Epidemiologist Richard Everson of the National Institute of Environmental Health Sciences said Jensen’s assay “has a number of technical advantages” compared to existing techniques. Everson is now organizing a study at the University of Alabama and at Duke University in which both Jensen’s and Albertini’s techniques will be used to study the potential hazards of drugs used in the treatment of cancer.

Many anti-cancer drugs are themselves carcinogenic, although the so-called secondary cancers produced by the drugs do not occur until many years after the initial cancer has been treated. Everson hopes that the new tests might eventually be used to predict the risk of secondary cancers for patients treated by chemotherapy.

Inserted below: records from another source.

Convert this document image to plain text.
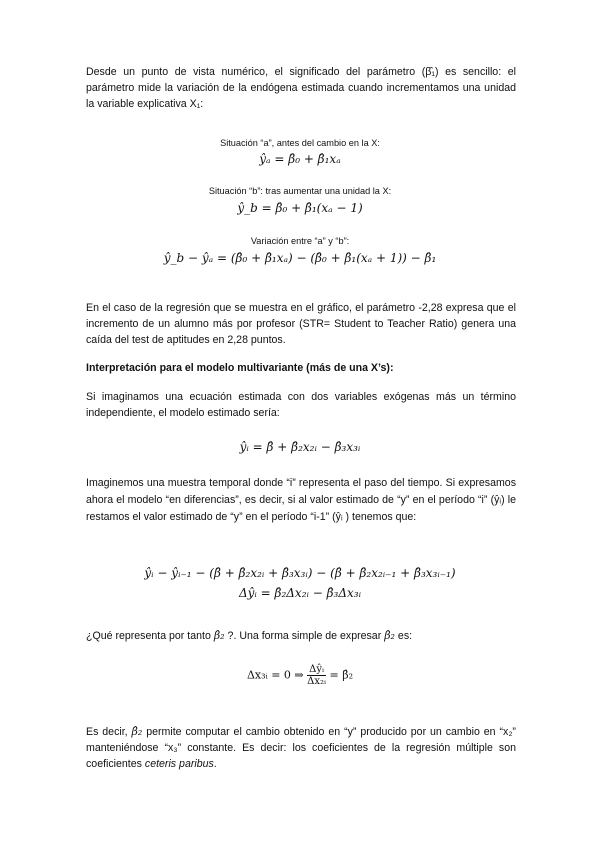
Desde un punto de vista numérico, el significado del parámetro (β̂₁) es sencillo: el parámetro mide la variación de la endógena estimada cuando incrementamos una unidad la variable explicativa X₁:

Situación “a”, antes del cambio en la X:

ŷₐ = β̂₀ + β̂₁xₐ

Situación “b”: tras aumentar una unidad la X:

ŷ_b = β̂₀ + β̂₁(xₐ − 1)

Variación entre “a” y “b”:

ŷ_b − ŷₐ = (β̂₀ + β̂₁xₐ) − (β̂₀ + β̂₁(xₐ + 1)) − β̂₁

En el caso de la regresión que se muestra en el gráfico, el parámetro -2,28 expresa que el incremento de un alumno más por profesor (STR= Student to Teacher Ratio) genera una caída del test de aptitudes en 2,28 puntos.

Interpretación para el modelo multivariante (más de una X’s):

Si imaginamos una ecuación estimada con dos variables exógenas más un término independiente, el modelo estimado sería:

ŷᵢ = β̂ + β̂₂x₂ᵢ − β̂₃x₃ᵢ

Imaginemos una muestra temporal donde “i” representa el paso del tiempo. Si expresamos ahora el modelo “en diferencias”, es decir, si al valor estimado de “y” en el período “i” (ŷᵢ) le restamos el valor estimado de “y” en el período “i-1” (ŷᵢ ) tenemos que:

ŷᵢ − ŷᵢ₋₁ − (β̂ + β̂₂x₂ᵢ + β̂₃x₃ᵢ) − (β̂ + β̂₂x₂ᵢ₋₁ + β̂₃x₃ᵢ₋₁)

Δŷᵢ = β̂₂Δx₂ᵢ − β̂₃Δx₃ᵢ

¿Qué representa por tanto β̂₂ ?. Una forma simple de expresar β̂₂ es:

Δx₃ᵢ = 0 ⇒ $\frac{\text{Δŷᵢ}}{\text{Δx₂ᵢ}}$ = β̂₂

Es decir, β̂₂ permite computar el cambio obtenido en “y” producido por un cambio en “x₂” manteniéndose “x₃” constante. Es decir: los coeficientes de la regresión múltiple son coeficientes ceteris paribus.
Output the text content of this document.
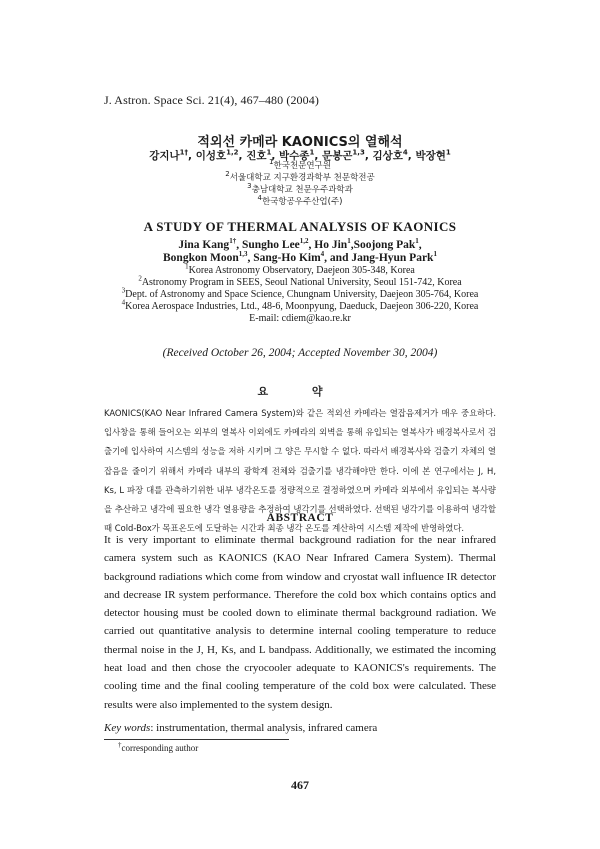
J. Astron. Space Sci. 21(4), 467–480 (2004)
적외선 카메라 KAONICS의 열해석
강지나$^{1\dagger}$, 이성호$^{1,2}$, 진호$^1$, 박수종$^1$, 문봉곤$^{1,3}$, 김상호$^4$, 박장현$^1$
$^1$한국천문연구원
$^2$서울대학교 지구환경과학부 천문학전공
$^3$충남대학교 천문우주과학과
$^4$한국항공우주산업(주)
A STUDY OF THERMAL ANALYSIS OF KAONICS
Jina Kang$^{1\dagger}$, Sungho Lee$^{1,2}$, Ho Jin$^1$,Soojong Pak$^1$,
Bongkon Moon$^{1,3}$, Sang-Ho Kim$^4$, and Jang-Hyun Park$^1$
$^1$Korea Astronomy Observatory, Daejeon 305-348, Korea
$^2$Astronomy Program in SEES, Seoul National University, Seoul 151-742, Korea
$^3$Dept. of Astronomy and Space Science, Chungnam University, Daejeon 305-764, Korea
$^4$Korea Aerospace Industries, Ltd., 48-6, Moonpyung, Daeduck, Daejeon 306-220, Korea
E-mail: cdiem@kao.re.kr
(Received October 26, 2004; Accepted November 30, 2004)
요 약
KAONICS(KAO Near Infrared Camera System)와 같은 적외선 카메라는 열잡음제거가 매우 중요하다. 입사창을 통해 들어오는 외부의 열복사 이외에도 카메라의 외벽을 통해 유입되는 열복사가 배경복사로서 검출기에 입사하여 시스템의 성능을 저하 시키며 그 양은 무시할 수 없다. 따라서 배경복사와 검출기 자체의 열잡음을 줄이기 위해서 카메라 내부의 광학계 전체와 검출기를 냉각해야만 한다. 이에 본 연구에서는 J, H, Ks, L 파장 대를 관측하기위한 내부 냉각온도를 정량적으로 결정하였으며 카메라 외부에서 유입되는 복사량을 추산하고 냉각에 필요한 냉각 열용량을 추정하여 냉각기를 선택하였다. 선택된 냉각기를 이용하여 냉각할 때 Cold-Box가 목표온도에 도달하는 시간과 최종 냉각 온도를 계산하여 시스템 제작에 반영하였다.
ABSTRACT
It is very important to eliminate thermal background radiation for the near infrared camera system such as KAONICS (KAO Near Infrared Camera System). Thermal background radiations which come from window and cryostat wall influence IR detector and decrease IR system performance. Therefore the cold box which contains optics and detector housing must be cooled down to eliminate thermal background radiation. We carried out quantitative analysis to determine internal cooling temperature to reduce thermal noise in the J, H, Ks, and L bandpass. Additionally, we estimated the incoming heat load and then chose the cryocooler adequate to KAONICS's requirements. The cooling time and the final cooling temperature of the cold box were calculated. These results were also implemented to the system design.
Key words: instrumentation, thermal analysis, infrared camera
†corresponding author
467
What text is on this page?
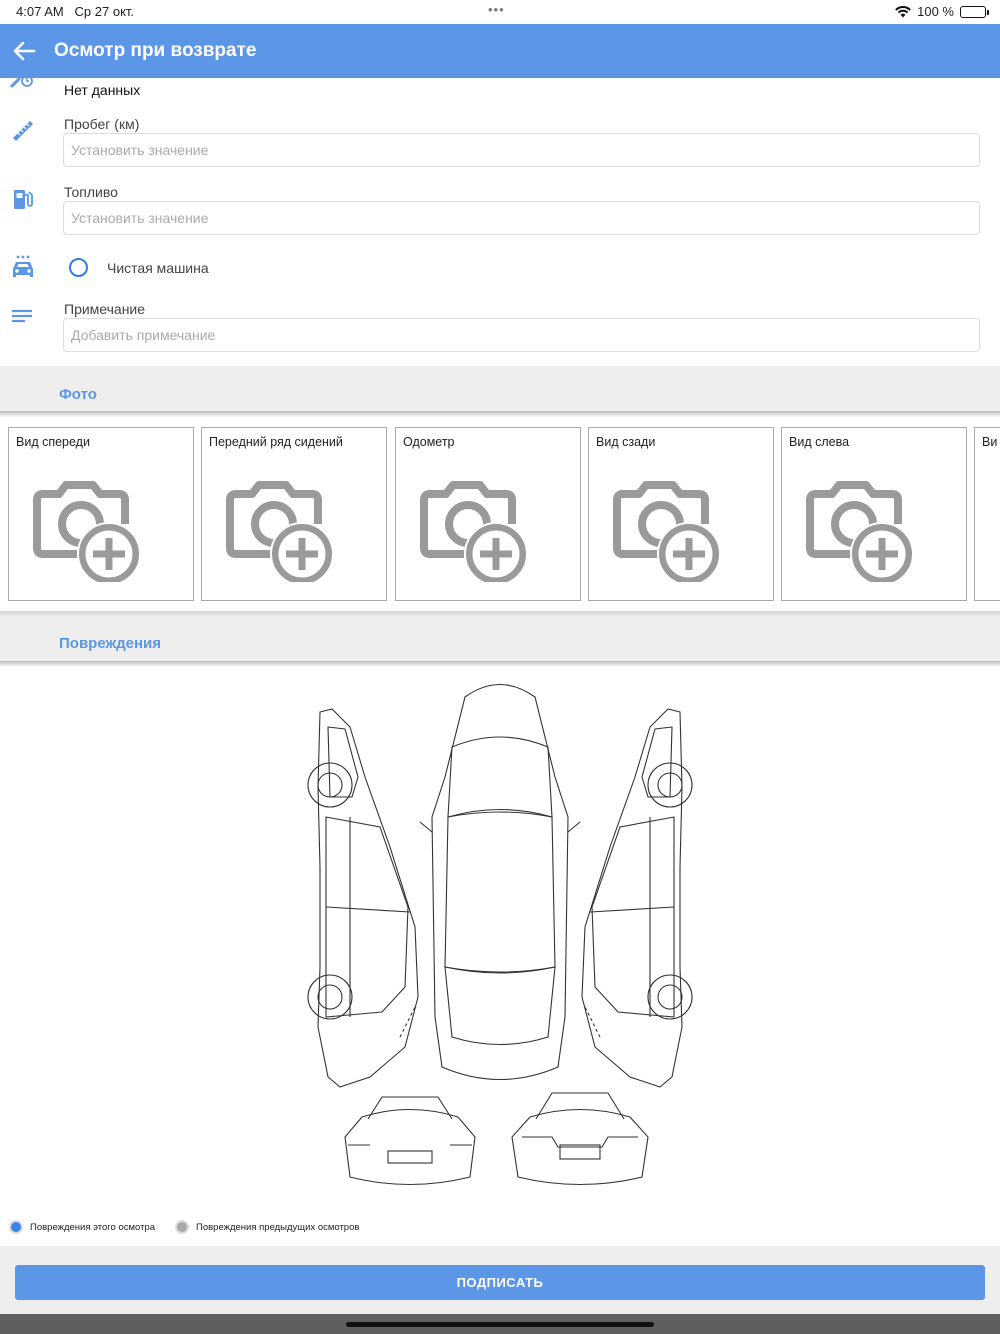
4:07 AM Ср 27 окт.	•••	100 %
Осмотр при возврате
Нет данных
Пробег (км)
Установить значение
Топливо
Установить значение
Чистая машина
Примечание
Добавить примечание
Фото
Вид спереди	Передний ряд сидений	Одометр	Вид сзади	Вид слева	Ви
Повреждения
Повреждения этого осмотра	Повреждения предыдущих осмотров
ПОДПИСАТЬ
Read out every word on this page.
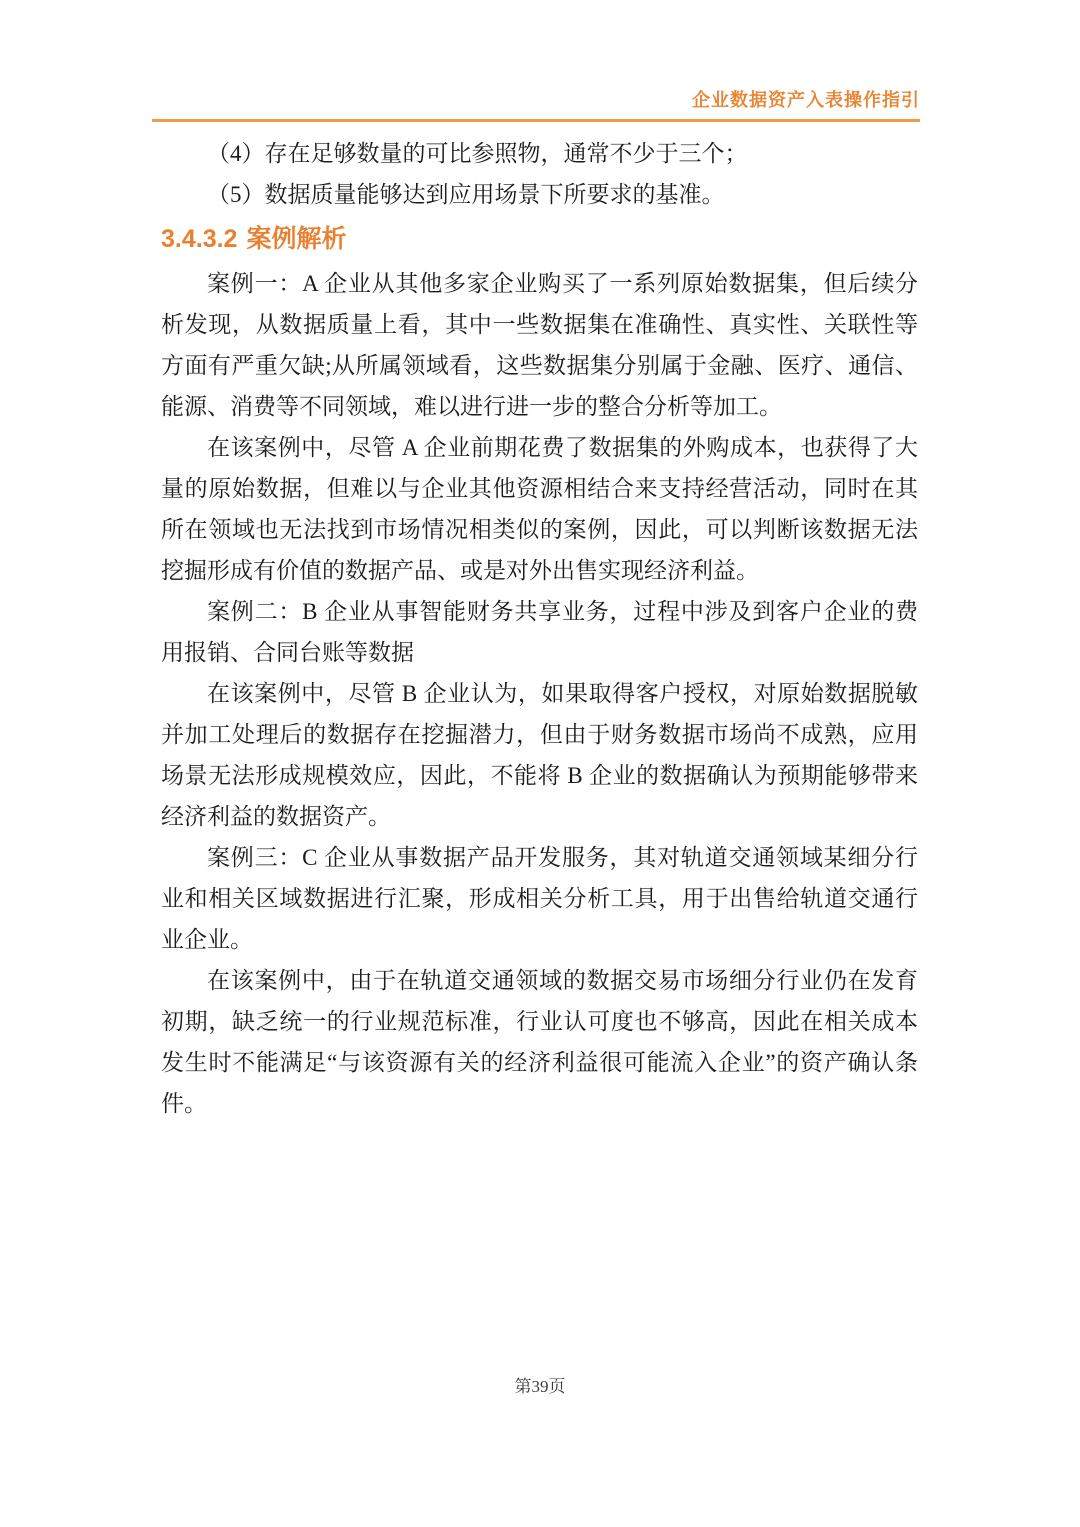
企业数据资产入表操作指引

（4）存在足够数量的可比参照物，通常不少于三个；

（5）数据质量能够达到应用场景下所要求的基准。

3.4.3.2 案例解析

案例一：A 企业从其他多家企业购买了一系列原始数据集，但后续分析发现，从数据质量上看，其中一些数据集在准确性、真实性、关联性等方面有严重欠缺;从所属领域看，这些数据集分别属于金融、医疗、通信、能源、消费等不同领域，难以进行进一步的整合分析等加工。

在该案例中，尽管 A 企业前期花费了数据集的外购成本，也获得了大量的原始数据，但难以与企业其他资源相结合来支持经营活动，同时在其所在领域也无法找到市场情况相类似的案例，因此，可以判断该数据无法挖掘形成有价值的数据产品、或是对外出售实现经济利益。

案例二：B 企业从事智能财务共享业务，过程中涉及到客户企业的费用报销、合同台账等数据

在该案例中，尽管 B 企业认为，如果取得客户授权，对原始数据脱敏并加工处理后的数据存在挖掘潜力，但由于财务数据市场尚不成熟，应用场景无法形成规模效应，因此，不能将 B 企业的数据确认为预期能够带来经济利益的数据资产。

案例三：C 企业从事数据产品开发服务，其对轨道交通领域某细分行业和相关区域数据进行汇聚，形成相关分析工具，用于出售给轨道交通行业企业。

在该案例中，由于在轨道交通领域的数据交易市场细分行业仍在发育初期，缺乏统一的行业规范标准，行业认可度也不够高，因此在相关成本发生时不能满足“与该资源有关的经济利益很可能流入企业”的资产确认条件。

第39页
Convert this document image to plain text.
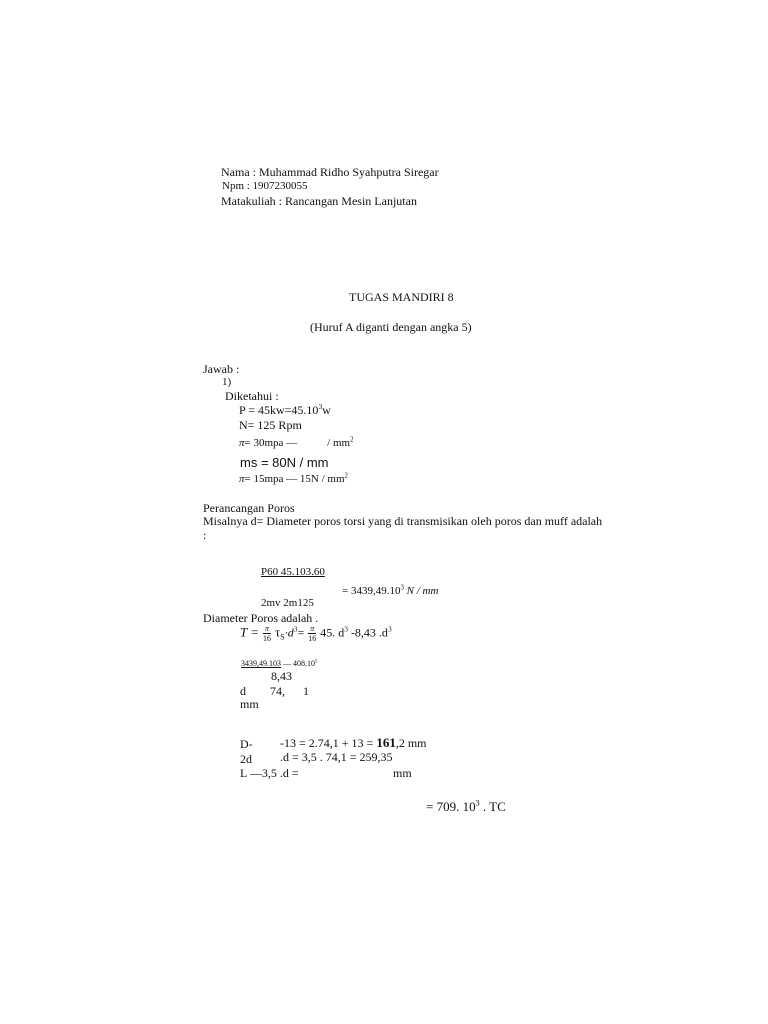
Nama : Muhammad Ridho Syahputra Siregar
Npm : 1907230055
Matakuliah : Rancangan Mesin Lanjutan
TUGAS MANDIRI 8
(Huruf A diganti dengan angka 5)
Jawab :
1)
Diketahui :
$P = 45kw=45.10^3w$
N= 125 Rpm
π= 30mpa —	/ $mm^2$
ms = 80N / mm
π= 15mpa — $15N / mm^2$
Perancangan Poros
Misalnya d= Diameter poros torsi yang di transmisikan oleh poros dan muff adalah
:
P60 45.103.60
= $3439,49.10^3$ N / mm
2mv 2m125
Diameter Poros adalah .
$T = \frac{\pi}{16} \tau_S\cdot d^3= \frac{\pi}{16} 45$. $d^3$ -8,43 $.d^3$
3439,49.103 — 408.10$^5$
8,43
d 74, 1
mm
D- -13 = 2.74,1 + 13 = 161,2 mm
2d .d = 3,5 . 74,1 = 259,35
L —3,5 .d =	mm
= 709. $10^3$ . TC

Both Albertini and Jensen would also like to use their techniques to study the large numbers of people who were exposed to radiation by the Chernobyl accident. It already has been tested on blood samples from 16 firefighters who helped extinguish the blaze at the nuclear power plant. The blood was obtained by Dr. Robert Gale of UCLA, who did bone marrow transplants on Chernobyl victims. One Soviet scientist has expressed an interest in visiting the Livermore lab to learn Jensen’s technique, Jensen said, and the National Academy of Sciences is now trying to work out the details of the trip.

Jensen is also planning a study of workers at a nuclear power plant in Quebec.